Jean Bergeron propose dans cet essai de réfléchir aux portées éthiques, juridiques, politiques, religieuses et scientifiques de la génétique humaine. Il regroupe dans le livre des réflexions clairsemées à partir des modèles existants et des données singulières afin de présenter une vue générale diversifiée et individuelle sur la question.
(...) La vérité dépasse souvent la fiction, puisque la fiction a le devoir d'être crédible. La vérité n'a tout simplement pas cette préoccupation; elle est.
L’hypothèse anthropologique qui sous-tend son ambition théorique est que tout ce qui se fait autour de l’homme doit avoir une portée éthique, c’est-à-dire considérer l’humain, comme le disait déjà Kant, non comme un moyen, mais comme une fin en soi. On ne peut pas monnayer la dignité humaine. Dans son désir de créer ou de recréer l’humain, le scientifique se perd et embarque parfois la société à l’intérieur des zones d’ombre très difficiles à saisir. Cette philosophie de progrès à tout prix d’une part et du caractère intouchable assigné à la science d’autre part montre déjà les limites de la science.

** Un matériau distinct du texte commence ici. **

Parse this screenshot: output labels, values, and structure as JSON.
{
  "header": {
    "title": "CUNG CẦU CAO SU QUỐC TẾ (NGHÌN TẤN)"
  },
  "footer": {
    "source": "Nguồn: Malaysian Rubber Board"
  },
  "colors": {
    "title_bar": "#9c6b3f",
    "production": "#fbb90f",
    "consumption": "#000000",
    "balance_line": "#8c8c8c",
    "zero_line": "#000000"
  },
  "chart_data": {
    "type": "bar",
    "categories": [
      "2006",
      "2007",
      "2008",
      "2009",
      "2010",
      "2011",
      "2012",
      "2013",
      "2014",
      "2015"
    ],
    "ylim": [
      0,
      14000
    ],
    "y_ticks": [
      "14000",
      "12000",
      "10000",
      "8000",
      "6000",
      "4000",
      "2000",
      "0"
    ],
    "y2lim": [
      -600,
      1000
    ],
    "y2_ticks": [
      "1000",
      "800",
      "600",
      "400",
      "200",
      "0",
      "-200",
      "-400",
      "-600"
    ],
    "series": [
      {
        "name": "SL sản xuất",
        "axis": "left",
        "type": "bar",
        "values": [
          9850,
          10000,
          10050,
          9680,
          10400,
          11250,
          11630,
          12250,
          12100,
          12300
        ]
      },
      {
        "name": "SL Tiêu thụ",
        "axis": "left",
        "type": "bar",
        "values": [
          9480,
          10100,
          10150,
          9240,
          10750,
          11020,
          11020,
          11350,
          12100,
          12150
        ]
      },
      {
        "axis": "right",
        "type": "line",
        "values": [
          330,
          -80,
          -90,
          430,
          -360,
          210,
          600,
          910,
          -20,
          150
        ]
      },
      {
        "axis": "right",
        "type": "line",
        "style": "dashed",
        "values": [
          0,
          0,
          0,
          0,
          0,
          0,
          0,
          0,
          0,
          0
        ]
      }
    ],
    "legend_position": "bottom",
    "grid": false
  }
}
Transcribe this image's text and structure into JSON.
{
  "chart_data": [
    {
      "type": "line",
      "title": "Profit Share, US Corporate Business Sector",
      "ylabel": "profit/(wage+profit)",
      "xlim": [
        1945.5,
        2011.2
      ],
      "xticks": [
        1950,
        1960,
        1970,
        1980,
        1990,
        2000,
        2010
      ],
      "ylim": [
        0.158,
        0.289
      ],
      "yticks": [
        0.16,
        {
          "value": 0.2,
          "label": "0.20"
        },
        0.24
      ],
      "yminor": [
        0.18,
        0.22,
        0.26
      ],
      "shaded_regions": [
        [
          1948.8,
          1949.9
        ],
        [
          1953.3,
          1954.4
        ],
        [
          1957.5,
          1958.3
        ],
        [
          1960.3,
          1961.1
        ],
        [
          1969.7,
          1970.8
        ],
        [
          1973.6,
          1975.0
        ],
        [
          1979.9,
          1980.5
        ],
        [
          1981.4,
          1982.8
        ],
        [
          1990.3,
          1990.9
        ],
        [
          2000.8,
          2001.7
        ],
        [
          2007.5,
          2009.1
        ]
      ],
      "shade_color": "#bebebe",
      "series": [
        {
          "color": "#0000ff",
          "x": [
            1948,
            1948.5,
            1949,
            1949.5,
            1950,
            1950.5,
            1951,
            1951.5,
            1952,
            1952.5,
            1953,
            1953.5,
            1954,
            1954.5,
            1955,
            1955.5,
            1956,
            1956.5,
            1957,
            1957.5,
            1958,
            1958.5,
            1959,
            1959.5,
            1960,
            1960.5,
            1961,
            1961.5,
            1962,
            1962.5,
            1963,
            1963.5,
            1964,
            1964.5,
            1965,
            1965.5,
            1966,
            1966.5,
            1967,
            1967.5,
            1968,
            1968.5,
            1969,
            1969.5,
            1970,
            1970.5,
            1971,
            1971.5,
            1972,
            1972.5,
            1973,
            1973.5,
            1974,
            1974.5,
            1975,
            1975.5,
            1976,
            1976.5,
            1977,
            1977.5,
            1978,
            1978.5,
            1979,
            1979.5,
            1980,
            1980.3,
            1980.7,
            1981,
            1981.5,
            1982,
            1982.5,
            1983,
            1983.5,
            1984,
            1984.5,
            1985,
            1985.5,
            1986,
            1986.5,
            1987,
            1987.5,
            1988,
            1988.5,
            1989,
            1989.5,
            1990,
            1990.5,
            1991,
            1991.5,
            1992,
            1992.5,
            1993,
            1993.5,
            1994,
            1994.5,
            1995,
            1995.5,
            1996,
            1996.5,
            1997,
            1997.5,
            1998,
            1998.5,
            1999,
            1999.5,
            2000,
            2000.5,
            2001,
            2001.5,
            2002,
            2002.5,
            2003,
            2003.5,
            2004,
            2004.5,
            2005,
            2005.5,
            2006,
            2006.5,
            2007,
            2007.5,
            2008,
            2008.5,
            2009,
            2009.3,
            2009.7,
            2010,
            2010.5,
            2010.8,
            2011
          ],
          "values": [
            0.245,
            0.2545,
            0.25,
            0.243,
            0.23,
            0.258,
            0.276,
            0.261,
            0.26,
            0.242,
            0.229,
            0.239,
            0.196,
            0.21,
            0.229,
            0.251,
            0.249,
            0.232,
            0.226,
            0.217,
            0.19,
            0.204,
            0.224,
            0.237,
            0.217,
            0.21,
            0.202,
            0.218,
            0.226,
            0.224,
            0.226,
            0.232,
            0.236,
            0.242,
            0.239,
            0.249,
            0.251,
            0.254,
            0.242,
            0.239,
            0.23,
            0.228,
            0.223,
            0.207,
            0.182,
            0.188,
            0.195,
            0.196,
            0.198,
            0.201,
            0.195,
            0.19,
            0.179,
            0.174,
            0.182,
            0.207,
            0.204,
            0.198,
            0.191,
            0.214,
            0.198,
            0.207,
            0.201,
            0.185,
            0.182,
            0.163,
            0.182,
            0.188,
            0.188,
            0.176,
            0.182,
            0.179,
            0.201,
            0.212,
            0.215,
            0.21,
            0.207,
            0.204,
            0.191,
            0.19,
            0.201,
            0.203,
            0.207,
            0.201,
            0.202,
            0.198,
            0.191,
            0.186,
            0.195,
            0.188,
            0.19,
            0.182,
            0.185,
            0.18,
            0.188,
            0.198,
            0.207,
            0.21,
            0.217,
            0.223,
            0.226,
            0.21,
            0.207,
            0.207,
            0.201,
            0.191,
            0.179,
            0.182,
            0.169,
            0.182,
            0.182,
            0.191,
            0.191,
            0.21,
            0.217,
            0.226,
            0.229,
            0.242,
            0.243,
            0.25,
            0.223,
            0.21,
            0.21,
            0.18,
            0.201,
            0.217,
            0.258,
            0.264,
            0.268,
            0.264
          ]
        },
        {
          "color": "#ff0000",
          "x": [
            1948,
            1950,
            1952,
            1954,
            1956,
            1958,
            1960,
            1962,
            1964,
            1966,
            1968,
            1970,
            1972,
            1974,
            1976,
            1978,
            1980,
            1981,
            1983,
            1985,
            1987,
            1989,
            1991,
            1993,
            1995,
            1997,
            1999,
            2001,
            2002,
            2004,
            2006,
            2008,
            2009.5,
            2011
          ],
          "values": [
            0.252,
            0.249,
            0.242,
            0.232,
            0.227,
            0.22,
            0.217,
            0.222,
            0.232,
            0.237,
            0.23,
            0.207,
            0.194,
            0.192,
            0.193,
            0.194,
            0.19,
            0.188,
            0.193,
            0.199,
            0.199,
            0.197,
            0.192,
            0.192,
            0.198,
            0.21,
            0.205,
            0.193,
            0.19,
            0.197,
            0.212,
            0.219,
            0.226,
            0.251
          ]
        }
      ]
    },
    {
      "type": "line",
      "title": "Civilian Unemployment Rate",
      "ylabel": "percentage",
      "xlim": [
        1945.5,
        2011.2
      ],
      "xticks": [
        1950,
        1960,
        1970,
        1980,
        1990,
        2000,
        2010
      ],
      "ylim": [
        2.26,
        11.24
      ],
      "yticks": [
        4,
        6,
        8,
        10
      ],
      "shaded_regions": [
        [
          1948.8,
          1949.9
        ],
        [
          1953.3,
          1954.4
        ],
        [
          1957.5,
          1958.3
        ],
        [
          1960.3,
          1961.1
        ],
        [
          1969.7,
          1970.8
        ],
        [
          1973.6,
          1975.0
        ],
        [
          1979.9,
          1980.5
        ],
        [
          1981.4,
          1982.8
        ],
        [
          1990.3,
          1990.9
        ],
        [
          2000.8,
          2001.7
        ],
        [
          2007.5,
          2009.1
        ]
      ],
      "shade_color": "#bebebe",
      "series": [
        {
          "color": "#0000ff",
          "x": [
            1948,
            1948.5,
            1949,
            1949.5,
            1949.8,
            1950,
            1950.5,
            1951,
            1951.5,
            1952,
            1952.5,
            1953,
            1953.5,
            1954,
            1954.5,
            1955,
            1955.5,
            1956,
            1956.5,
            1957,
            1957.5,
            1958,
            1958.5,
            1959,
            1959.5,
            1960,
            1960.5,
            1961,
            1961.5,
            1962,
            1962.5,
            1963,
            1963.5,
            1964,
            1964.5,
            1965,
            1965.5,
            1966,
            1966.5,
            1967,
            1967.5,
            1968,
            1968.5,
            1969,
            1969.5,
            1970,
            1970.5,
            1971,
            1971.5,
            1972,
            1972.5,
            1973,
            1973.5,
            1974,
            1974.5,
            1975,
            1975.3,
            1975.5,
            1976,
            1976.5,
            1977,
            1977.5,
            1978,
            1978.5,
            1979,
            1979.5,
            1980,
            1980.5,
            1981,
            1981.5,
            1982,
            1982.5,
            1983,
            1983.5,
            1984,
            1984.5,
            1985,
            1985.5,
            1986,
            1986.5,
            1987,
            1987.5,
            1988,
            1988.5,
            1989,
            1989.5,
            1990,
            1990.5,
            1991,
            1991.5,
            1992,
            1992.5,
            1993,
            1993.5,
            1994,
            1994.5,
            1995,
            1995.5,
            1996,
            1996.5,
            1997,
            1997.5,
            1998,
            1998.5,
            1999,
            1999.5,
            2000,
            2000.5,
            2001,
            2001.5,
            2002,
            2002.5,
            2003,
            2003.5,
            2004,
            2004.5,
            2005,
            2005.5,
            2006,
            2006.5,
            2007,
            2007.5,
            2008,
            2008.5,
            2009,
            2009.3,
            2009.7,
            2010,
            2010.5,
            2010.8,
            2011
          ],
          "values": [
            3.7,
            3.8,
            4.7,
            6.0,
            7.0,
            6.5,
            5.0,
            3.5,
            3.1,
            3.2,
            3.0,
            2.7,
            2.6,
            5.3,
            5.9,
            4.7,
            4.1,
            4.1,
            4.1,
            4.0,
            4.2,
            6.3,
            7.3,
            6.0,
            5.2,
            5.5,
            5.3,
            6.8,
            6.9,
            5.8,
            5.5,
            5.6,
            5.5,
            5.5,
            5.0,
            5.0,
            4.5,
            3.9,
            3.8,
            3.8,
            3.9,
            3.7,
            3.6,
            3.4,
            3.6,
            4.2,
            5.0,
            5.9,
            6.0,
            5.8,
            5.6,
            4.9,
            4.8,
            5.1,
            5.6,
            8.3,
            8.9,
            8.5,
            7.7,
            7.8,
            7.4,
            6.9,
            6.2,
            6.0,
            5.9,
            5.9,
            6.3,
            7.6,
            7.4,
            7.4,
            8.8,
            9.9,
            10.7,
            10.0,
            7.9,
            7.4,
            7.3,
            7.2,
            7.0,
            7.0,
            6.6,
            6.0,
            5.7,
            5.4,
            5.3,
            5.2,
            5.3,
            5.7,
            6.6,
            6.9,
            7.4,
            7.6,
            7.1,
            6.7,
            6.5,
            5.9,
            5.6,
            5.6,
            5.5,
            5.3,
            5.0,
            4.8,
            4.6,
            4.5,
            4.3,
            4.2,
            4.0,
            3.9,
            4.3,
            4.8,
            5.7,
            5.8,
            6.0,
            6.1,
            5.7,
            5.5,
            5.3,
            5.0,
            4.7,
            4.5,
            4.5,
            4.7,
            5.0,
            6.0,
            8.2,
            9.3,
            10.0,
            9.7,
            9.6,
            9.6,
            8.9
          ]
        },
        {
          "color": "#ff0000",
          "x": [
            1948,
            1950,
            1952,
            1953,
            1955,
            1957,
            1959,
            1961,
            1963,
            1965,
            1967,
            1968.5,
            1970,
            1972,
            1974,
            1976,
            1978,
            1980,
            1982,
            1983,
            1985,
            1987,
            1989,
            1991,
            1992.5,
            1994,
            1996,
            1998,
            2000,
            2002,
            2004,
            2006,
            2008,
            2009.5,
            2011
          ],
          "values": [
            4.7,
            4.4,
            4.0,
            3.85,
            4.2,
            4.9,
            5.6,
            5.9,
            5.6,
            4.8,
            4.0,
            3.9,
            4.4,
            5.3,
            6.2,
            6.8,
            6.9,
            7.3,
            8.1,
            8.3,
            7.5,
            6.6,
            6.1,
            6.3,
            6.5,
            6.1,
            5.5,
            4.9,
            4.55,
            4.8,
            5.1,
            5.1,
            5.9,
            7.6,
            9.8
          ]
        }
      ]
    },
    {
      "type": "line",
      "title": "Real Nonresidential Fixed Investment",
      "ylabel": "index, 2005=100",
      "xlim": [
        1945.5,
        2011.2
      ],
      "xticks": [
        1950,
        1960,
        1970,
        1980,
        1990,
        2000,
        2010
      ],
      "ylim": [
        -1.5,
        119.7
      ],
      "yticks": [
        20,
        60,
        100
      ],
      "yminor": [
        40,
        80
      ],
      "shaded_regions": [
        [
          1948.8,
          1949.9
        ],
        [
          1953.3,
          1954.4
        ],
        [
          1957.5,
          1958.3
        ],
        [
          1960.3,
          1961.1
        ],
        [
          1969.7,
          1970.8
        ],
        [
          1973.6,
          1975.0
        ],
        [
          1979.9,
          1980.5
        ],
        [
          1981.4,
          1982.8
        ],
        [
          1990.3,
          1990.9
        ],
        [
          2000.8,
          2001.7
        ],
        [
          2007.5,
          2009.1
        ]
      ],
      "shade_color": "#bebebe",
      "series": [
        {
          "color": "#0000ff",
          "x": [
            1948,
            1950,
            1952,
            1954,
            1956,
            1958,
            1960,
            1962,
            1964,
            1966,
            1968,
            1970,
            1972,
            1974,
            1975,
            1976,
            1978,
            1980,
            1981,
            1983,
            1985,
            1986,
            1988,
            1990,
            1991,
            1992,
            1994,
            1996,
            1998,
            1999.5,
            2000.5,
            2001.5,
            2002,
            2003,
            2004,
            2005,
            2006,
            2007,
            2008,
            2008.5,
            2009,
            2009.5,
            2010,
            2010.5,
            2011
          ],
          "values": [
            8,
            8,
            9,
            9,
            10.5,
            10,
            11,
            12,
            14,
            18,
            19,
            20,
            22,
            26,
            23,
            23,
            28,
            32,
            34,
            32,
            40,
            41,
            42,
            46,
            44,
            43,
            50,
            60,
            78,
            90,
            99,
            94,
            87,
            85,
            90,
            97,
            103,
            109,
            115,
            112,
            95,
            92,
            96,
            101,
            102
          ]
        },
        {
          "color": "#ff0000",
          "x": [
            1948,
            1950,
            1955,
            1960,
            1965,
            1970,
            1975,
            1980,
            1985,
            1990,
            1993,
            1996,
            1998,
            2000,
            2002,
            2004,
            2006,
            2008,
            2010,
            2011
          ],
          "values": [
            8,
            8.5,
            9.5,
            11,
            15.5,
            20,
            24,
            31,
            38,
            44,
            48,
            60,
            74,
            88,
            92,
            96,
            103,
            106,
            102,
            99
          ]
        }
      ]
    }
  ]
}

Ainsi, il s’agit de prendre conscience sur la portée de la science dans notre société sans la déformer et sans détruire l’essentiel : l’humanité de l’homme… Cela ne peut se faire que dans le dialogue serré avec la morale, l’éthique, la religion, les sciences naturelles et sociales et le politique qui souvent pour des raisons électoralistes sacrifie le bien-être de l’humain au profit des votes. Jean Bergeron analyse au fil des chapitres successifs comment la science sacrifie l’humain.
L'influence de l'environnement dans lequel on naît n'est évidemment pas le seul facteur qui décide de ce que nous devenons. La différence entre ce qui est acquis et ce qui est inné tient parfois à presque rien
Sujet vaste et méthodologie très personnalisée, l’auteur en appelle à la solidarité humaine pour défendre la vie face à la science. Il estime tout d’abord que le point de vue de chaque être humain compte, mais aussi le point de vue religieux, politique ainsi que les émotions.
Les pistes explorées autour de vingt-trois thématiques permettent de saisir cette pensée qui peut paraître complexe à des endroits.
C’est un ouvrage que je recommande parce qu’il traite des questions actuelles, car aujourd'hui l’intelligence artificielle et même la question de la pandémie sont aussi de questions qui demandent une certaine éthique dans la gestion de l’humain. Dans ces formes et selon l'optique de Jean Bergeron, l’éthique ou la morale devient la condition des manipulations génétiques. Elle ne s’inscrit pas dans une donnée anthropologique ou sociologique de la nature humaine, mais dans une réflexion globale, horizontale et verticale, sur ce qui permet de réfléchir sur le traitement de l’humain. Cette réflexion sollicite peut-être, non pas seulement un accroissement, mais bien un questionnement et une mise en situation de la perspective méthodologique adoptée par Jean Bergeron : elle suppose d’être raisonnable (sans faire abstraction de l'émotion) en face des différentes implications sur ce qui gouverne le vivant. C’est, de ce fait, l’un des grands intérêts de l’ouvrage : il nous invite à questionner incessamment cette question de l’humain.
Nathasha Pemba,
Références
Jean Bergeron, Éthique et manipulations génétiques. L’aventure de la génétique humaine, Montréal, Éditions Somme toute, 2021.